In terms of material attempts and results at East-West comparison, this group has perhaps been the most productive, although critical efforts such as Chinese Narrative: On the Impossibility of Chinese Comparative Literatu.

The stakes are simply too high. It seems to me that we can remark a very interesting epistemological shift in this attempt. This reappropriation of Chineseness exposes the Western cultural bias at work in Comparative Literature as a putatively ideology-free practice: Accordingly, this debate contributes to expose some disciplinary issues emerging in the ideologically charged spaces where these transnational encounters take place. As I have attempted to demonstrate, this debate illuminates, on the one hand, several attempts mostly on the part of Western-based scholars at drawing Comparative Literature out of its perceived Western crisis and self-confinement as advocated across almost two decades by, among others, John Deeney and Zhang Longxi.

Having acknowledged a number of flows from the West to the East, Wang heartily advocates for an opening to such flows on the Chinese part, for the sake of Chinese culture and Comparative Literature: The strong mechanism of Chinese culture is more and more affected.

China in the Age of Multicultur. Some Tentative Reflections in Lieu of a Conclusion: On the other hand, Comparative Literature has been spreading constantly in East Asian university — in China, Taiwan, and Japan among else — in the past two decades. East-West Comparative Literature is emerging at the intersection between the alleged crisis of Comparative Literature in the West and its new palingenesis in the East.

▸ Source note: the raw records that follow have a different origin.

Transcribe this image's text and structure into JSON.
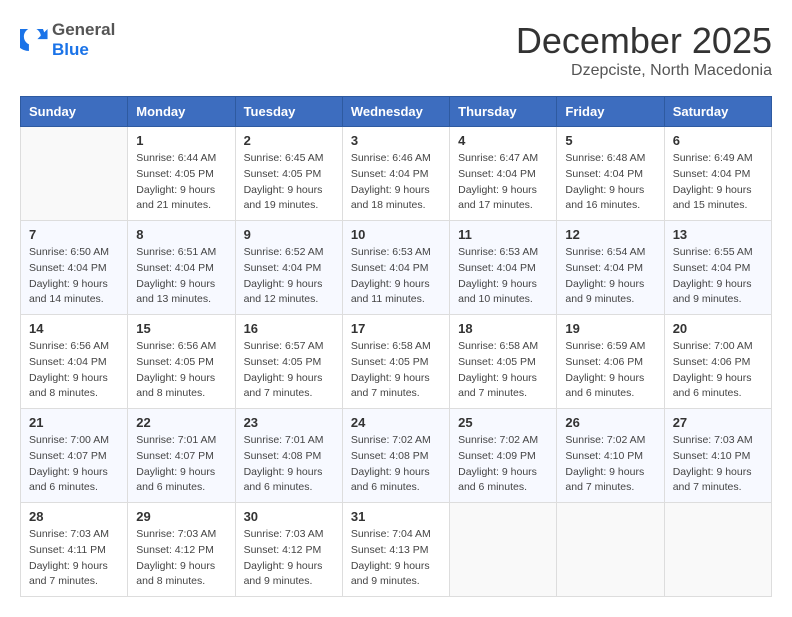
{
  "header": {
    "logo_general": "General",
    "logo_blue": "Blue",
    "month": "December 2025",
    "location": "Dzepciste, North Macedonia"
  },
  "weekdays": [
    "Sunday",
    "Monday",
    "Tuesday",
    "Wednesday",
    "Thursday",
    "Friday",
    "Saturday"
  ],
  "weeks": [
    [
      {
        "day": "",
        "sunrise": "",
        "sunset": "",
        "daylight": ""
      },
      {
        "day": "1",
        "sunrise": "Sunrise: 6:44 AM",
        "sunset": "Sunset: 4:05 PM",
        "daylight": "Daylight: 9 hours and 21 minutes."
      },
      {
        "day": "2",
        "sunrise": "Sunrise: 6:45 AM",
        "sunset": "Sunset: 4:05 PM",
        "daylight": "Daylight: 9 hours and 19 minutes."
      },
      {
        "day": "3",
        "sunrise": "Sunrise: 6:46 AM",
        "sunset": "Sunset: 4:04 PM",
        "daylight": "Daylight: 9 hours and 18 minutes."
      },
      {
        "day": "4",
        "sunrise": "Sunrise: 6:47 AM",
        "sunset": "Sunset: 4:04 PM",
        "daylight": "Daylight: 9 hours and 17 minutes."
      },
      {
        "day": "5",
        "sunrise": "Sunrise: 6:48 AM",
        "sunset": "Sunset: 4:04 PM",
        "daylight": "Daylight: 9 hours and 16 minutes."
      },
      {
        "day": "6",
        "sunrise": "Sunrise: 6:49 AM",
        "sunset": "Sunset: 4:04 PM",
        "daylight": "Daylight: 9 hours and 15 minutes."
      }
    ],
    [
      {
        "day": "7",
        "sunrise": "Sunrise: 6:50 AM",
        "sunset": "Sunset: 4:04 PM",
        "daylight": "Daylight: 9 hours and 14 minutes."
      },
      {
        "day": "8",
        "sunrise": "Sunrise: 6:51 AM",
        "sunset": "Sunset: 4:04 PM",
        "daylight": "Daylight: 9 hours and 13 minutes."
      },
      {
        "day": "9",
        "sunrise": "Sunrise: 6:52 AM",
        "sunset": "Sunset: 4:04 PM",
        "daylight": "Daylight: 9 hours and 12 minutes."
      },
      {
        "day": "10",
        "sunrise": "Sunrise: 6:53 AM",
        "sunset": "Sunset: 4:04 PM",
        "daylight": "Daylight: 9 hours and 11 minutes."
      },
      {
        "day": "11",
        "sunrise": "Sunrise: 6:53 AM",
        "sunset": "Sunset: 4:04 PM",
        "daylight": "Daylight: 9 hours and 10 minutes."
      },
      {
        "day": "12",
        "sunrise": "Sunrise: 6:54 AM",
        "sunset": "Sunset: 4:04 PM",
        "daylight": "Daylight: 9 hours and 9 minutes."
      },
      {
        "day": "13",
        "sunrise": "Sunrise: 6:55 AM",
        "sunset": "Sunset: 4:04 PM",
        "daylight": "Daylight: 9 hours and 9 minutes."
      }
    ],
    [
      {
        "day": "14",
        "sunrise": "Sunrise: 6:56 AM",
        "sunset": "Sunset: 4:04 PM",
        "daylight": "Daylight: 9 hours and 8 minutes."
      },
      {
        "day": "15",
        "sunrise": "Sunrise: 6:56 AM",
        "sunset": "Sunset: 4:05 PM",
        "daylight": "Daylight: 9 hours and 8 minutes."
      },
      {
        "day": "16",
        "sunrise": "Sunrise: 6:57 AM",
        "sunset": "Sunset: 4:05 PM",
        "daylight": "Daylight: 9 hours and 7 minutes."
      },
      {
        "day": "17",
        "sunrise": "Sunrise: 6:58 AM",
        "sunset": "Sunset: 4:05 PM",
        "daylight": "Daylight: 9 hours and 7 minutes."
      },
      {
        "day": "18",
        "sunrise": "Sunrise: 6:58 AM",
        "sunset": "Sunset: 4:05 PM",
        "daylight": "Daylight: 9 hours and 7 minutes."
      },
      {
        "day": "19",
        "sunrise": "Sunrise: 6:59 AM",
        "sunset": "Sunset: 4:06 PM",
        "daylight": "Daylight: 9 hours and 6 minutes."
      },
      {
        "day": "20",
        "sunrise": "Sunrise: 7:00 AM",
        "sunset": "Sunset: 4:06 PM",
        "daylight": "Daylight: 9 hours and 6 minutes."
      }
    ],
    [
      {
        "day": "21",
        "sunrise": "Sunrise: 7:00 AM",
        "sunset": "Sunset: 4:07 PM",
        "daylight": "Daylight: 9 hours and 6 minutes."
      },
      {
        "day": "22",
        "sunrise": "Sunrise: 7:01 AM",
        "sunset": "Sunset: 4:07 PM",
        "daylight": "Daylight: 9 hours and 6 minutes."
      },
      {
        "day": "23",
        "sunrise": "Sunrise: 7:01 AM",
        "sunset": "Sunset: 4:08 PM",
        "daylight": "Daylight: 9 hours and 6 minutes."
      },
      {
        "day": "24",
        "sunrise": "Sunrise: 7:02 AM",
        "sunset": "Sunset: 4:08 PM",
        "daylight": "Daylight: 9 hours and 6 minutes."
      },
      {
        "day": "25",
        "sunrise": "Sunrise: 7:02 AM",
        "sunset": "Sunset: 4:09 PM",
        "daylight": "Daylight: 9 hours and 6 minutes."
      },
      {
        "day": "26",
        "sunrise": "Sunrise: 7:02 AM",
        "sunset": "Sunset: 4:10 PM",
        "daylight": "Daylight: 9 hours and 7 minutes."
      },
      {
        "day": "27",
        "sunrise": "Sunrise: 7:03 AM",
        "sunset": "Sunset: 4:10 PM",
        "daylight": "Daylight: 9 hours and 7 minutes."
      }
    ],
    [
      {
        "day": "28",
        "sunrise": "Sunrise: 7:03 AM",
        "sunset": "Sunset: 4:11 PM",
        "daylight": "Daylight: 9 hours and 7 minutes."
      },
      {
        "day": "29",
        "sunrise": "Sunrise: 7:03 AM",
        "sunset": "Sunset: 4:12 PM",
        "daylight": "Daylight: 9 hours and 8 minutes."
      },
      {
        "day": "30",
        "sunrise": "Sunrise: 7:03 AM",
        "sunset": "Sunset: 4:12 PM",
        "daylight": "Daylight: 9 hours and 9 minutes."
      },
      {
        "day": "31",
        "sunrise": "Sunrise: 7:04 AM",
        "sunset": "Sunset: 4:13 PM",
        "daylight": "Daylight: 9 hours and 9 minutes."
      },
      {
        "day": "",
        "sunrise": "",
        "sunset": "",
        "daylight": ""
      },
      {
        "day": "",
        "sunrise": "",
        "sunset": "",
        "daylight": ""
      },
      {
        "day": "",
        "sunrise": "",
        "sunset": "",
        "daylight": ""
      }
    ]
  ]
}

  • These range from the effect of multiple pressures on any student or any scholar expected to satisfy multiple requirements of expertise, to being subjected to sneaking accusations of dilettantism because of a lack of specialization in one field, to a sense of impending crisis and diffused uncertainty peculiar to the very field of Comparative Literature;
  • The relationship of a non-Western intellectual to theory is inherently ambiguous, but not necessarily passive;
  • And, if theory travels in that direction, why should we overlook another travel — namely, that performed by non-Western intellectuals that relocate in the West with their own unique burden of multiple cultural allegiances?
  • Many of these scholars consistently argue that Chinese literary texts are uniquely embedded within Chinese culture and should be exclusively approached through Chinese literary tools in order to be fully grasped, understood, and appreciated.

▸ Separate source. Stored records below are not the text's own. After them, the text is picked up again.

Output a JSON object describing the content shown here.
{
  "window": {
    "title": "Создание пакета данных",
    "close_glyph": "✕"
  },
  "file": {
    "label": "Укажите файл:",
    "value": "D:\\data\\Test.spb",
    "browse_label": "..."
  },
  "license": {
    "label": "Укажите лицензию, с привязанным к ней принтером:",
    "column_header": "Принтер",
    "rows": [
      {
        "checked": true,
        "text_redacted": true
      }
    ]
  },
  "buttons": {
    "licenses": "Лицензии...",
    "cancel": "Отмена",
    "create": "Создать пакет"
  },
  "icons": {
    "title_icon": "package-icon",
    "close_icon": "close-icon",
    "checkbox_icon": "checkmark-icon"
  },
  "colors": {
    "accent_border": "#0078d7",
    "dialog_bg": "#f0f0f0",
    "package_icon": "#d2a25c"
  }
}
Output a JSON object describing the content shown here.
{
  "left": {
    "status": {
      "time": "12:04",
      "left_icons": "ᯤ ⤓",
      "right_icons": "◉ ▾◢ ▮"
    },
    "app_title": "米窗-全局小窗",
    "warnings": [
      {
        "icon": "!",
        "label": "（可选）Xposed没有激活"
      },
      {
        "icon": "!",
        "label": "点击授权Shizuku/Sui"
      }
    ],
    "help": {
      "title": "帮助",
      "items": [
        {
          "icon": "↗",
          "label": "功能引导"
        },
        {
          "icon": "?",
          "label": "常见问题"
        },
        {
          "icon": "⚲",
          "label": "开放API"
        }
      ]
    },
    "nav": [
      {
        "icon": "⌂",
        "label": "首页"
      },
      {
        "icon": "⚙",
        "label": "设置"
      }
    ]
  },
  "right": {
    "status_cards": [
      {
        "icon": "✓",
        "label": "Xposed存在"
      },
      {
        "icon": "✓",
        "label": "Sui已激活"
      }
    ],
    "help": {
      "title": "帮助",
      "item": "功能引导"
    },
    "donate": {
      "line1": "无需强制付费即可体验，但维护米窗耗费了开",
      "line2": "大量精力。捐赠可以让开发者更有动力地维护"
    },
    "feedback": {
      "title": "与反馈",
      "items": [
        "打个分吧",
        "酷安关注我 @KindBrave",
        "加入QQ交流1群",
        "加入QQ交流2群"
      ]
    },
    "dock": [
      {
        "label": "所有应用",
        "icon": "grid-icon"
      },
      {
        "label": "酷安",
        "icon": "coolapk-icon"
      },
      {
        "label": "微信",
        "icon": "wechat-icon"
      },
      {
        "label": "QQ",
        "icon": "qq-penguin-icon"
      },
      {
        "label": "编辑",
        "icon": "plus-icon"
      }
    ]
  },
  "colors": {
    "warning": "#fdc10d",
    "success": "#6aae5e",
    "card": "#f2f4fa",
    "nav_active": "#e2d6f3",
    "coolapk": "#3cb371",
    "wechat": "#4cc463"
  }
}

At this intersection, cultural difference can be re-produced according to very different cultural politics — sometimes overlapping, sometimes opposing each other. I have attempted to draw attention to the fact that this apparent dichotomy between text and theory is in itself highly unstable and constructed according to different strategies of East-West negotiation. Minh-ha, and Naoki Sakai, to name but a few.

The relationship of a non-Western intellectual to theory is inherently ambiguous, but not necessarily passive: And, if theory travels in that direction, why should we overlook another travel — namely, that performed by non-Western intellectuals that relocate in the West with their own unique burden of multiple cultural allegiances? Yet these ironies, I am arguing, are themselves a cross-cultural space worth exploring. Literature, National Culture, and Translated Modernity, China 1900-1937, Stanford, Stanford University Press, 1995, for an approach that pays due attention to the manifold aspects of cross-cultural translation between China and the West at that pivotal historical moment.

Reimagining a Field, boundary 2, Vol. I shall return to this issue in the last part of this essay. Here Palumbo-Liu is referring especially — but not exclusively — to pre-modern Chinese literature.